On the 24th of March 2015 at around 10:41am Germanwings flight 9525 crashed in the French Alps resulting in the death of every single person on board. An investigation revealed that the crash was caused deliberatel, but not by sabotage or a terrorist attack. In the case of the Germanwings disaster the crash was caused by the co-pilot Andreas Lubitz, who purposefully and calculatedly flew the plane into the side of a mountain.
Germanwings was a popular low-cost carrier owned by Lufthansa which operated multiple routes within Europe. Germanwings flight 9525 took off from runway 07R at Barcelona El Prat Airport at 10:01am local time, approximately half an hour late. It was bound for Düsseldorf Airport where it was scheduled to touch down at 11:39am local time.
On board were 144 passengers, two pilots, and four members of cabin crew who altogether represented more than 18 different countries ranging from Japan to the Netherlands. After an uneventful takeoff the pilots on board confirmed instructions from Air Traffic Control at 10:30am. At 10:31am the aircraft left its assigned cruising altitude of 11,600 meters (or 38,000 foot) and without approval began to descend rapidly.
Air traffic controllers swiftly declared that the aircraft was in distress after finding themselves unable to contact it. The plane's descent lasted just 10 minutes. During this time a French military Mirage jet was scrambled from the Orange-Caritat air base to intercept the aircraft.
Before it could do so, however, the aircraft had descended to 1880 metres (or 6,175 foot) and subsequently crashed in a remote part of the Alps northwest of Nice killing everybody on board. At the time it was unknown what exactly had happened on board, but a subsequent investigation revealed the entire chilling narrative. The flight's pilot in command was 34 year-old captain Patrick Sondenheimer, with 27-year-old Andreas Lubitz as co-pilot.
Cockpit voice recordings revealed that Lubitz was initially polite to Captain Sondenheimer during takeoff but became somewhat short-tempered when the captain began the mid-flight briefing on the planned landing. When the captain stepped out of the cockpit to use the toilet Lubitz locked the cockpit door and then disabled the lock. Captain Sondenheimer requested re-entry using the intercom.
He knocked on the door with increasing urgency but received no response. Attempts were made by the captain and the cabin crew to break down the door, but like all cockpit doors in the aftermath of the 9/11 terrorist attacks it had been reinforced to prevent intrusion. As Lubitz steered the plane steadily towards the ground the cockpit voice recorder captured the frantic attempts to break down the door, constant calls from Air Traffic Control, and Lubitz's own steady breathing.
He made no other sound. He did not speak a word. In the final moments before impact the voice recorder captured only the final screams of the passengers as they realized what was about to happen.
While the facts of the matter were clear enough one question remained: why? Why had Lubitz done this? A search of his home and a thorough psychological profile provided some answers.
Lubitz had recently been declared unfit for work by a doctor but had not revealed this information to his employer. He was also taking prescription medication which he had not disclosed to his employer and suffering from a psychosomatic illness - that is an illness which manifests with a range of symptoms but which cannot be traced to any particular cause. In Lubitz's case the main symptom was a powerful and unfounded fear that he was going blind.
Lubitz consulted more than 40 doctors about this but none were able to uncover a problem with his vision or a reason for his extreme fear of the same. Terrified that his encroaching blindness would cost him his pilot's license Lubitz became suicidal. The investigation determined that his situation was worsened by the fact that there was no specific insurance for pilots covering the risks of loss of income in case of unfitness to fly.
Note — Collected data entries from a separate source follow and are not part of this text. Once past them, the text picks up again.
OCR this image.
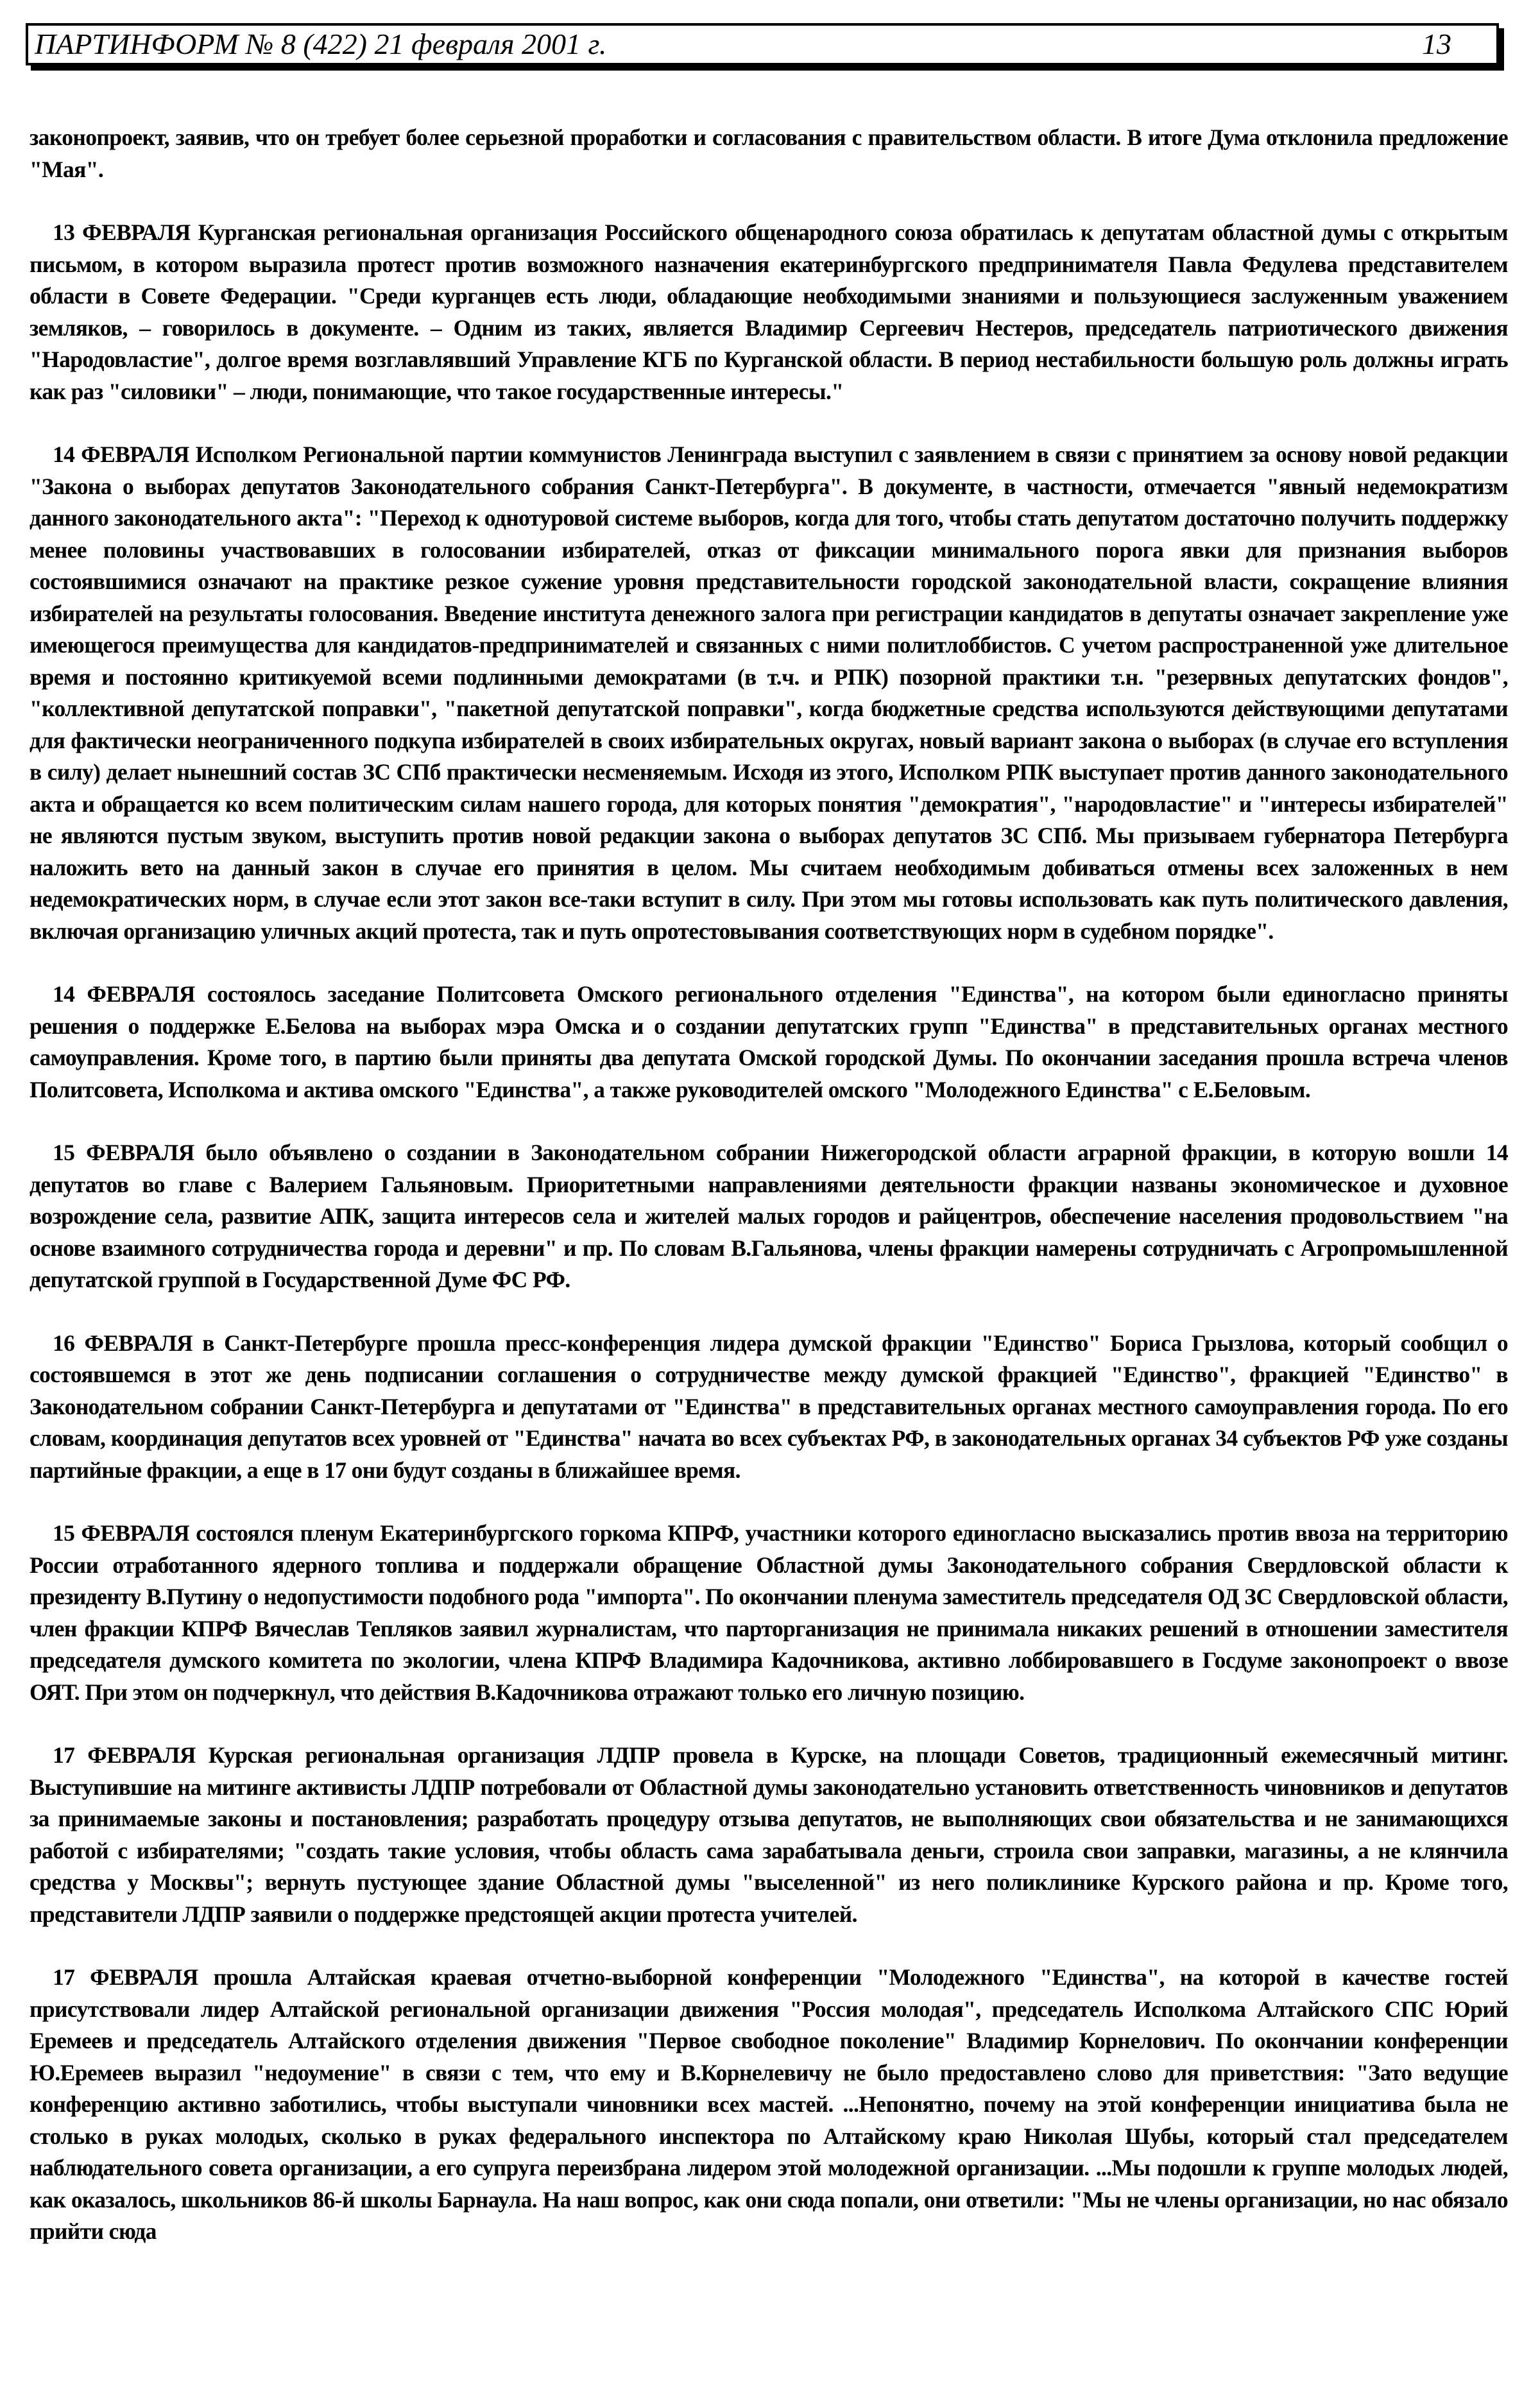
ПАРТИНФОРМ № 8 (422) 21 февраля 2001 г.	13

законопроект, заявив, что он требует более серьезной проработки и согласования с правительством области. В итоге Дума отклонила предложение "Мая".

13 ФЕВРАЛЯ Курганская региональная организация Российского общенародного союза обратилась к депутатам областной думы с открытым письмом, в котором выразила протест против возможного назначения екатеринбургского предпринимателя Павла Федулева представителем области в Совете Федерации. "Среди курганцев есть люди, обладающие необходимыми знаниями и пользующиеся заслуженным уважением земляков, – говорилось в документе. – Одним из таких, является Владимир Сергеевич Нестеров, председатель патриотического движения "Народовластие", долгое время возглавлявший Управление КГБ по Курганской области. В период нестабильности большую роль должны играть как раз "силовики" – люди, понимающие, что такое государственные интересы."

14 ФЕВРАЛЯ Исполком Региональной партии коммунистов Ленинграда выступил с заявлением в связи с принятием за основу новой редакции "Закона о выборах депутатов Законодательного собрания Санкт-Петербурга". В документе, в частности, отмечается "явный недемократизм данного законодательного акта": "Переход к однотуровой системе выборов, когда для того, чтобы стать депутатом достаточно получить поддержку менее половины участвовавших в голосовании избирателей, отказ от фиксации минимального порога явки для признания выборов состоявшимися означают на практике резкое сужение уровня представительности городской законодательной власти, сокращение влияния избирателей на результаты голосования. Введение института денежного залога при регистрации кандидатов в депутаты означает закрепление уже имеющегося преимущества для кандидатов-предпринимателей и связанных с ними политлоббистов. С учетом распространенной уже длительное время и постоянно критикуемой всеми подлинными демократами (в т.ч. и РПК) позорной практики т.н. "резервных депутатских фондов", "коллективной депутатской поправки", "пакетной депутатской поправки", когда бюджетные средства используются действующими депутатами для фактически неограниченного подкупа избирателей в своих избирательных округах, новый вариант закона о выборах (в случае его вступления в силу) делает нынешний состав ЗС СПб практически несменяемым. Исходя из этого, Исполком РПК выступает против данного законодательного акта и обращается ко всем политическим силам нашего города, для которых понятия "демократия", "народовластие" и "интересы избирателей" не являются пустым звуком, выступить против новой редакции закона о выборах депутатов ЗС СПб. Мы призываем губернатора Петербурга наложить вето на данный закон в случае его принятия в целом. Мы считаем необходимым добиваться отмены всех заложенных в нем недемократических норм, в случае если этот закон все-таки вступит в силу. При этом мы готовы использовать как путь политического давления, включая организацию уличных акций протеста, так и путь опротестовывания соответствующих норм в судебном порядке".

14 ФЕВРАЛЯ состоялось заседание Политсовета Омского регионального отделения "Единства", на котором были единогласно приняты решения о поддержке Е.Белова на выборах мэра Омска и о создании депутатских групп "Единства" в представительных органах местного самоуправления. Кроме того, в партию были приняты два депутата Омской городской Думы. По окончании заседания прошла встреча членов Политсовета, Исполкома и актива омского "Единства", а также руководителей омского "Молодежного Единства" с Е.Беловым.

15 ФЕВРАЛЯ было объявлено о создании в Законодательном собрании Нижегородской области аграрной фракции, в которую вошли 14 депутатов во главе с Валерием Гальяновым. Приоритетными направлениями деятельности фракции названы экономическое и духовное возрождение села, развитие АПК, защита интересов села и жителей малых городов и райцентров, обеспечение населения продовольствием "на основе взаимного сотрудничества города и деревни" и пр. По словам В.Гальянова, члены фракции намерены сотрудничать с Агропромышленной депутатской группой в Государственной Думе ФС РФ.

16 ФЕВРАЛЯ в Санкт-Петербурге прошла пресс-конференция лидера думской фракции "Единство" Бориса Грызлова, который сообщил о состоявшемся в этот же день подписании соглашения о сотрудничестве между думской фракцией "Единство", фракцией "Единство" в Законодательном собрании Санкт-Петербурга и депутатами от "Единства" в представительных органах местного самоуправления города. По его словам, координация депутатов всех уровней от "Единства" начата во всех субъектах РФ, в законодательных органах 34 субъектов РФ уже созданы партийные фракции, а еще в 17 они будут созданы в ближайшее время.

15 ФЕВРАЛЯ состоялся пленум Екатеринбургского горкома КПРФ, участники которого единогласно высказались против ввоза на территорию России отработанного ядерного топлива и поддержали обращение Областной думы Законодательного собрания Свердловской области к президенту В.Путину о недопустимости подобного рода "импорта". По окончании пленума заместитель председателя ОД ЗС Свердловской области, член фракции КПРФ Вячеслав Тепляков заявил журналистам, что парторганизация не принимала никаких решений в отношении заместителя председателя думского комитета по экологии, члена КПРФ Владимира Кадочникова, активно лоббировавшего в Госдуме законопроект о ввозе ОЯТ. При этом он подчеркнул, что действия В.Кадочникова отражают только его личную позицию.

17 ФЕВРАЛЯ Курская региональная организация ЛДПР провела в Курске, на площади Советов, традиционный ежемесячный митинг. Выступившие на митинге активисты ЛДПР потребовали от Областной думы законодательно установить ответственность чиновников и депутатов за принимаемые законы и постановления; разработать процедуру отзыва депутатов, не выполняющих свои обязательства и не занимающихся работой с избирателями; "создать такие условия, чтобы область сама зарабатывала деньги, строила свои заправки, магазины, а не клянчила средства у Москвы"; вернуть пустующее здание Областной думы "выселенной" из него поликлинике Курского района и пр. Кроме того, представители ЛДПР заявили о поддержке предстоящей акции протеста учителей.

17 ФЕВРАЛЯ прошла Алтайская краевая отчетно-выборной конференции "Молодежного "Единства", на которой в качестве гостей присутствовали лидер Алтайской региональной организации движения "Россия молодая", председатель Исполкома Алтайского СПС Юрий Еремеев и председатель Алтайского отделения движения "Первое свободное поколение" Владимир Корнелович. По окончании конференции Ю.Еремеев выразил "недоумение" в связи с тем, что ему и В.Корнелевичу не было предоставлено слово для приветствия: "Зато ведущие конференцию активно заботились, чтобы выступали чиновники всех мастей. ...Непонятно, почему на этой конференции инициатива была не столько в руках молодых, сколько в руках федерального инспектора по Алтайскому краю Николая Шубы, который стал председателем наблюдательного совета организации, а его супруга переизбрана лидером этой молодежной организации. ...Мы подошли к группе молодых людей, как оказалось, школьников 86-й школы Барнаула. На наш вопрос, как они сюда попали, они ответили: "Мы не члены организации, но нас обязало прийти сюда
To be declared unfit to fly would have ruined him financially. Worse still, at the time, there was a lack of clear guidance in Germany as to when a pilot had to disclose a medical condition and when a pilot's confidentiality should be respected. This meant there was little pressure for Lubitz to disclose his medical issues and no way for his employer to find out about them unless he did disclose them.
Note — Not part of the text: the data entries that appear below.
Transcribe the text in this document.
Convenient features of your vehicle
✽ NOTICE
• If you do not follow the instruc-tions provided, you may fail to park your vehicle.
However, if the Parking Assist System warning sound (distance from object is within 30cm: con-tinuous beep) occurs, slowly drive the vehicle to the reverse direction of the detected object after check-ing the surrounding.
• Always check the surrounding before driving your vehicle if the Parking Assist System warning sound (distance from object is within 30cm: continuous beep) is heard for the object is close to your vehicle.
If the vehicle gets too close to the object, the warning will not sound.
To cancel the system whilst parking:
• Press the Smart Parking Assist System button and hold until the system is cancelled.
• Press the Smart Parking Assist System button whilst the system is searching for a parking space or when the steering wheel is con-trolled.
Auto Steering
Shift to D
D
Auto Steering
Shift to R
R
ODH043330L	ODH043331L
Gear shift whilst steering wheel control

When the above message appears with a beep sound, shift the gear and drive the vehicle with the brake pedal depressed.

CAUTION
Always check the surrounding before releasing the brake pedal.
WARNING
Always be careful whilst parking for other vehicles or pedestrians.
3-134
Lubitz, it emerged, had run searches on a tablet computer for "ways to commit suicide" and "the security of cockpit cabin doors". Chillingly he had also practiced the sequence of commands he would use to crash the plane whilst alone in the cockpit on the outbound flight he had worked just before Germanwings 9525. Lubitz was thoroughly prepared.
Once he began his suicide attempt nothing could sway him from his plan, and nothing could save the 149 people he took with him to the grave. In the immediate aftermath the parent airline of Germanwings, Lufthansa, canceled a number of flights solely because so many of their pilots were grief-stricken or too distressed to fly. They retired the flight number 9525 permanently and brought into force regulations to require that two pilots were present in the cockpit at all times during all flights.
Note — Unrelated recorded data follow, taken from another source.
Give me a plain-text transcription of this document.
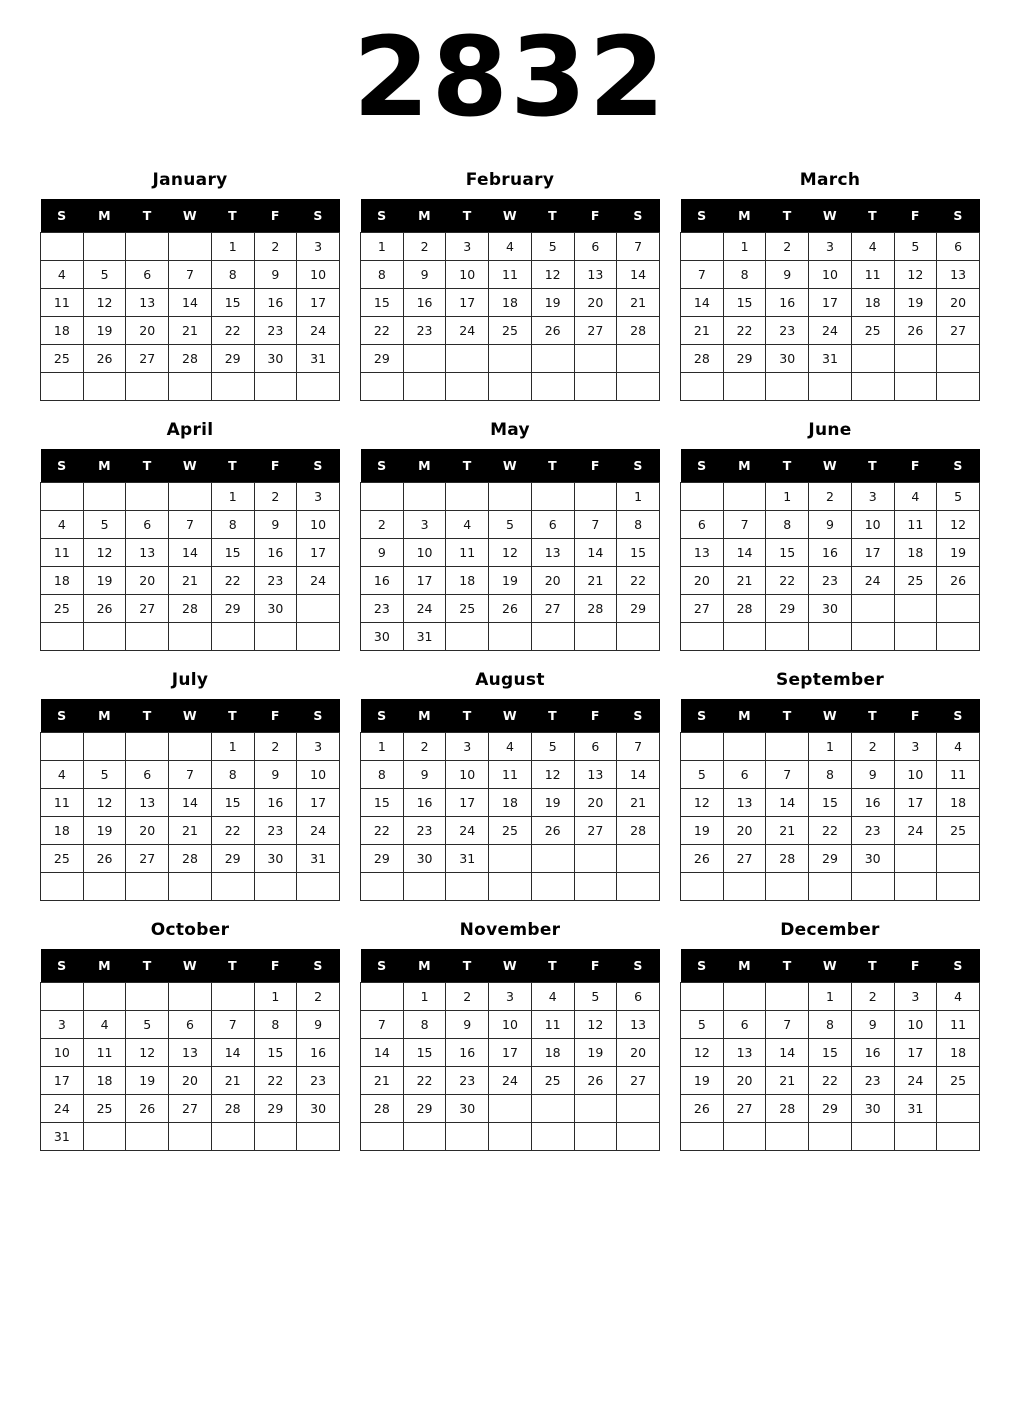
2832
January
S	M	T	W	T	F	S
				1	2	3
4	5	6	7	8	9	10
11	12	13	14	15	16	17
18	19	20	21	22	23	24
25	26	27	28	29	30	31

February
S	M	T	W	T	F	S
1	2	3	4	5	6	7
8	9	10	11	12	13	14
15	16	17	18	19	20	21
22	23	24	25	26	27	28
29						

March
S	M	T	W	T	F	S
	1	2	3	4	5	6
7	8	9	10	11	12	13
14	15	16	17	18	19	20
21	22	23	24	25	26	27
28	29	30	31			

April
S	M	T	W	T	F	S
				1	2	3
4	5	6	7	8	9	10
11	12	13	14	15	16	17
18	19	20	21	22	23	24
25	26	27	28	29	30	

May
S	M	T	W	T	F	S
						1
2	3	4	5	6	7	8
9	10	11	12	13	14	15
16	17	18	19	20	21	22
23	24	25	26	27	28	29
30	31					
June
S	M	T	W	T	F	S
		1	2	3	4	5
6	7	8	9	10	11	12
13	14	15	16	17	18	19
20	21	22	23	24	25	26
27	28	29	30			

July
S	M	T	W	T	F	S
				1	2	3
4	5	6	7	8	9	10
11	12	13	14	15	16	17
18	19	20	21	22	23	24
25	26	27	28	29	30	31

August
S	M	T	W	T	F	S
1	2	3	4	5	6	7
8	9	10	11	12	13	14
15	16	17	18	19	20	21
22	23	24	25	26	27	28
29	30	31				

September
S	M	T	W	T	F	S
			1	2	3	4
5	6	7	8	9	10	11
12	13	14	15	16	17	18
19	20	21	22	23	24	25
26	27	28	29	30		

October
S	M	T	W	T	F	S
					1	2
3	4	5	6	7	8	9
10	11	12	13	14	15	16
17	18	19	20	21	22	23
24	25	26	27	28	29	30
31						
November
S	M	T	W	T	F	S
	1	2	3	4	5	6
7	8	9	10	11	12	13
14	15	16	17	18	19	20
21	22	23	24	25	26	27
28	29	30				

December
S	M	T	W	T	F	S
			1	2	3	4
5	6	7	8	9	10	11
12	13	14	15	16	17	18
19	20	21	22	23	24	25
26	27	28	29	30	31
Many other countries brought in similar legislation to echo this. While these changes make an exact repeat of the Germanwings crash unlikely, the incident nonetheless made many people painfully aware of how precarious flight can be. On board a plane the lives of hundreds are placed in the hands of just one or two individuals - strangers, at least as far as the passengers are concerned, but strangers who we implicitly trust.
. . never knowing what might really be happening inside their heads.